Friedman is inquisitive by nature. She asks a lot of questions of her material. You hear it in the phrasing. Singing the song isn't enough, she has to perform it. When she was at school, they wouldn't have her in the choir, but there was this one "mad" music teacher who'd dig out classic songs and pass them round the class like sweets. And once a term, each pupil would get to do their song. Maria's always went down well. But they had to be the right songs. Just as they have to be the right parts. New work - new plays, new songs - that's important to her. To be up there at the sharp end. She isn't worried about "so-called failures" (and she's known a few), so long as the challenge is really worth the taking. When she put together her Olivier Award-winning one woman show Maria Friedman by Special Arrangement (and by fair means and foul, a conspiracy of friends and associates press-ganged her into that one), she was all too aware that every single number, every choice she made, was saying something about herself. This time it really was personal. Sondheim himself gave her notes. One in particular struck home. She had to think of the show as more than a collection of songs, but rather as one song, one great stretch from the first she sang to the last. Is that all?

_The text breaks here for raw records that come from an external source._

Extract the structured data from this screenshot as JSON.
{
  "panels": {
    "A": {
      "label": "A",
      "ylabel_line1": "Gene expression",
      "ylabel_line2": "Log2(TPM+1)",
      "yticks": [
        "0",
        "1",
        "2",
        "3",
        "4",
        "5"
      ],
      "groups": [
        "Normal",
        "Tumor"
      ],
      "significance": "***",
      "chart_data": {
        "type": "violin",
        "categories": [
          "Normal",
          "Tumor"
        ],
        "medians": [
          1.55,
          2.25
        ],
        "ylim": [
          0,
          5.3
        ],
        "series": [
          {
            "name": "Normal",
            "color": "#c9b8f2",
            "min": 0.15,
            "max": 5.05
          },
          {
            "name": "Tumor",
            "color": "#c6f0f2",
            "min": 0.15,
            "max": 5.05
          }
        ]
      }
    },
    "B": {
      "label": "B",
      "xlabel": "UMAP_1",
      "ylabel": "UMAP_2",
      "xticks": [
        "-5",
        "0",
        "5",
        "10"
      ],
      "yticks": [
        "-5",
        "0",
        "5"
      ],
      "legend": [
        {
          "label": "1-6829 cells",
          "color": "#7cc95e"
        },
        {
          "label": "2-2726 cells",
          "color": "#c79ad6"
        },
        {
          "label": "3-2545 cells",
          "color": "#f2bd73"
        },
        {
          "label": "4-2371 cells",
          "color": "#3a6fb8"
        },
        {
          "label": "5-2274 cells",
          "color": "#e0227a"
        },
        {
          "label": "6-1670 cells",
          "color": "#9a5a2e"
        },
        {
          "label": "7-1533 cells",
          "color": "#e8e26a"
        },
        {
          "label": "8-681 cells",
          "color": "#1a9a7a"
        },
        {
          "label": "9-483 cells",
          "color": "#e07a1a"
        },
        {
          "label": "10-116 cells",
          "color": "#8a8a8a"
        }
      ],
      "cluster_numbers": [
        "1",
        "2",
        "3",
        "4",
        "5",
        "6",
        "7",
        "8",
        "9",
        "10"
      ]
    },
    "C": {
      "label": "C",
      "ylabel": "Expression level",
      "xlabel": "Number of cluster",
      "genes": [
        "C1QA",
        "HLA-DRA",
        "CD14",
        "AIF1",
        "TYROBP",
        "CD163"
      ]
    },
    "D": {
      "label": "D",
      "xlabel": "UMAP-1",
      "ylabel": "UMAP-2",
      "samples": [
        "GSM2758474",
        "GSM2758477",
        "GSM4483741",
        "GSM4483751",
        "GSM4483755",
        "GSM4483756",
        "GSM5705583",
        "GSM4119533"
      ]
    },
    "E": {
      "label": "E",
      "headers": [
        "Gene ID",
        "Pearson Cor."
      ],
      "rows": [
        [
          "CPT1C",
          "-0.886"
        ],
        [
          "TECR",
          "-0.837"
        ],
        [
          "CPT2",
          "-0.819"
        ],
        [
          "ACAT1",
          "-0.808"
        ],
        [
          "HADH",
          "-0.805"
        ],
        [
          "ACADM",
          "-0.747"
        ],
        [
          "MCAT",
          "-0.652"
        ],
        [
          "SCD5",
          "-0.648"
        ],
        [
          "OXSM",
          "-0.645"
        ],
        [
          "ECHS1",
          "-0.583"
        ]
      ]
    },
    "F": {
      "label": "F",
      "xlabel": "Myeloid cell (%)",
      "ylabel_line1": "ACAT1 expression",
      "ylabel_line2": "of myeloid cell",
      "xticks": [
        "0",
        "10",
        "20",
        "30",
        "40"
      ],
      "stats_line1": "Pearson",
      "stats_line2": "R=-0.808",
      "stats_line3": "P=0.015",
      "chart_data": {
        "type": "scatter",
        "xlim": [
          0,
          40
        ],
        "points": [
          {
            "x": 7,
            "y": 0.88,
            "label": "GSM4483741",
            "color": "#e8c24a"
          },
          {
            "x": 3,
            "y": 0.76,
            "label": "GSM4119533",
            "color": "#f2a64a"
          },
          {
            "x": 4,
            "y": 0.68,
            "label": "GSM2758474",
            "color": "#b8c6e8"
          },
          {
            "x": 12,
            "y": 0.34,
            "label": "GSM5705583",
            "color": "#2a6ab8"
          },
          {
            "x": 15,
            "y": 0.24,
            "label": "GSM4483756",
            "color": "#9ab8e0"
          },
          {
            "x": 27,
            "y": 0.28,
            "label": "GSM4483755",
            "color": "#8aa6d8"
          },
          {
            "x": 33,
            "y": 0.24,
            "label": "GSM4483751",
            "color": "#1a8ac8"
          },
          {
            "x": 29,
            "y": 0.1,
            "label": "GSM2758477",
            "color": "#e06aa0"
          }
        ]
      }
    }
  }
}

"You know, I was thinking on my way to the theatre today how difficult it is to get a handle on life - to order it and shape it. But when you're in a show, that's exactly what you get to do for the two hours or so on stage. During that time, you are in control. It's a beautiful way of ordering and crystallising your feelings and sharing them with your audience. I always feel that they're me and I'm them, and we're one. That makes my heart beat faster." Ours, too.